权益分类	功能权益	普通用户	{{item.name}}会员
{{category.name}}	{{benefitItem.name}}

STATISTICS OF SEQUENCE COMPARISON

序列比较统计

基本信息

批准号：
6111055
负责人：
Stephen F Altschul
金额：
--
依托单位：
NATIONAL LIBRARY OF MEDICINE
依托单位国家：
美国
项目类别：
财政年份：
资助国家：
美国
起止时间：
至
项目状态：
未结题

来源：
https://reporter.nih.gov/project-details/6111055
关键词：
computer assisted sequence analysis computer program /software nucleic acid sequence protein sequence statistics /biometry

项目摘要

This project is a continuing study of questions concerning what similarities can be expected to occur purely by chance when two protein or DNA sequences are compared. A subsidiary and related question concerns the definition of scoring systems that are optimal for distinguishing biologically meaningful patterns from chance similarities. Work this year includes: a) The definition of a new method for scoring gaps within protein alignments, and the empirical study of the statistics of optimal alignment scores using this scoring system.
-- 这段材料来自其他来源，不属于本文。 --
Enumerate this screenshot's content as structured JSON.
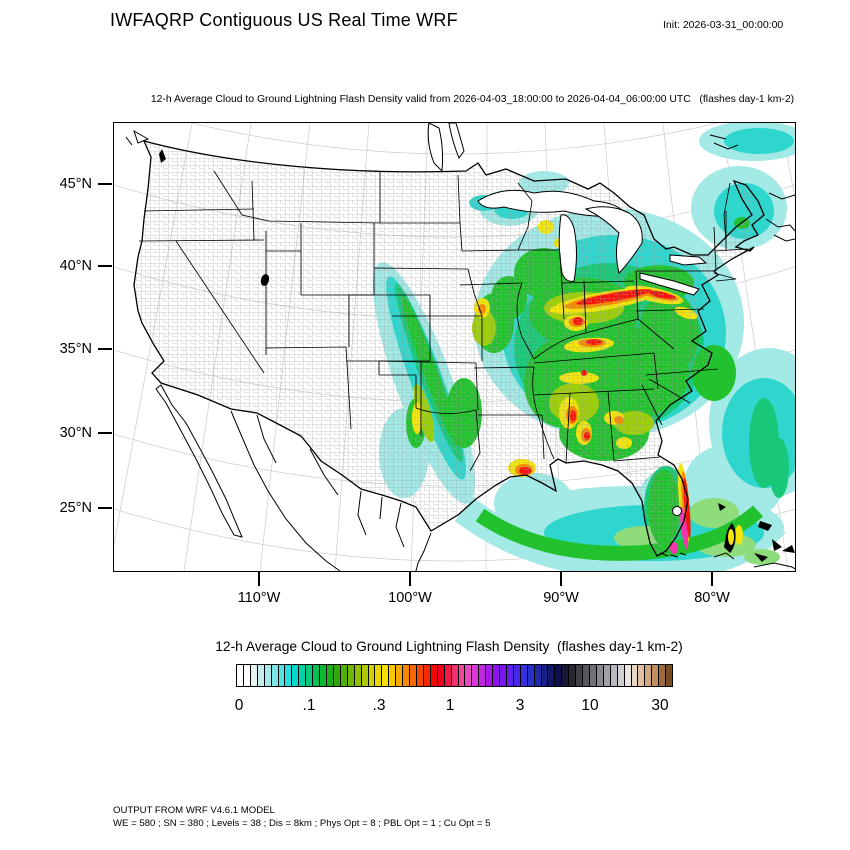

Based upon the observation that a single mutational event can delete or insert multiple residues, affine gap costs for sequence alignment charge a penalty for the existence of a gap, and a further length-dependent penalty. From structural or multiple alignments of distantly related proteins, it has been observed that conserved residues frequently fall into ungapped blocks separated by relatively non-conserved regions. To take advantage of this structure, a simple generalization of affine gap costs was proposed which allows non-conserved regions to be effectively ignored. The distribution of scores from local alignments using these generalized gap costs was shown empirically to follow an extreme value distribution. In many cases generalized affine gap costs yield superior alignments from the standpoints both of statistical significance and alignment accuracy. Guidelines for selecting generalized affine gap costs were developed. b) The development of statistics for local alignments seeded by a pattern. The recently developed PHI-BLAST program constructs optimal local alignments seeded by a pattern specified by a researcher. The random distribution of these local alignments was studied both analytically and empirically. The statistics developed were incorporated into the PHI-BLAST program, allowing it in many instances to detect significant similarity between homologous proteins that were not recognizably realted using traditional single-pass database search methods.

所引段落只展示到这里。